According to Thomas Gold, this theory is wrong and he has some impressive figures with which to back up his ideas. Let’s do some calculations with his theory. If the outer 100 miles of the earth’s crust are biologically active as Gold suggests and the activity is uniformly distributed then there is a lot of potential oil to be found. If oil is just .001% of the volume of the outer 100 miles of crust, then we would have an additional 5,077,713,481,834,820 barrels of oil, or about 4000 times as much as the current proved reserves. If the oil zone goes deeper then we obviously have more. If the oil is being replenished from below via primordial reserves left over from solar system formation then a steady state might be expected in which extraction and replenishment would balance for a long time to come.
Perhaps this explains why we never seem to run out and some large oil fields continue to produce regardless of extraction rates? Some oil pools actually seem to be filling from below, which supports the deep hot biosphere theory of Thomas Gold.
Why then would the oil industry cry shortage in such a period of abundance? There is nothing like a perceived crisis to suspend rational thought and behavior.
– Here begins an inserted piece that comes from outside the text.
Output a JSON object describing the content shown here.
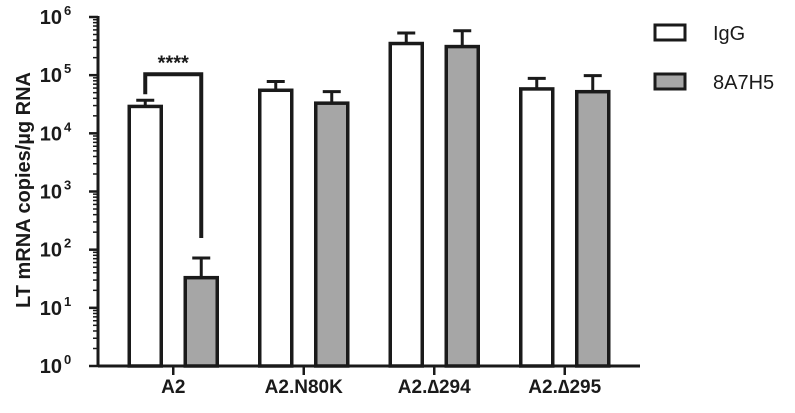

This happened during the seventies when stagflation ruled the day and we were running out of oil (again), in spite of the proven reserve facts. Since the 1960’s we have had four oil men as President and Vice-President (Johnson, Bush I, Bush II, and Cheney). What an odd coincidence? Is there any other industry as well represented at the top of the political heap?
If we are not running out of oil, just what are we doing in the Middle East? We are currently spending about $150 billion dollars per year defending about 350 billion barrels of oil of which we purchase about $12 billion dollars worth for imports. This is clearly a bad bargain. We could withdraw the troops and let the price of oil quadruple and still save money and lives, theirs and ours. Clearly no one is performing cost benefit analysis on this fiasco.
Back forgot my original thesis, it’s not about cost, it’s about freedom and no price is too great to pay to secure freedom for strangers who are unwilling to procure it on their own, especially when you are using other people’s money to procure it, which is, ultimately, what all tax dollars are.
Oil industry profits are an unrelated byproduct of this effort, as is the preponderance of oil industry executives as our leaders just a happy coincidence. However, if Thomas Gold is right, and as a physicist he has a good track record of being right, then this has all been a cruel sham and an expensive façade propping up a low profit margin commodity business through a sequence of artificial shortages and market interventions by government agencies. Current “expert” consumption rates indicate the pool will run dry this century, but if history is any guide at the end of this century there will be more proven reserves than at the beginning of the century (which was the case with the last one).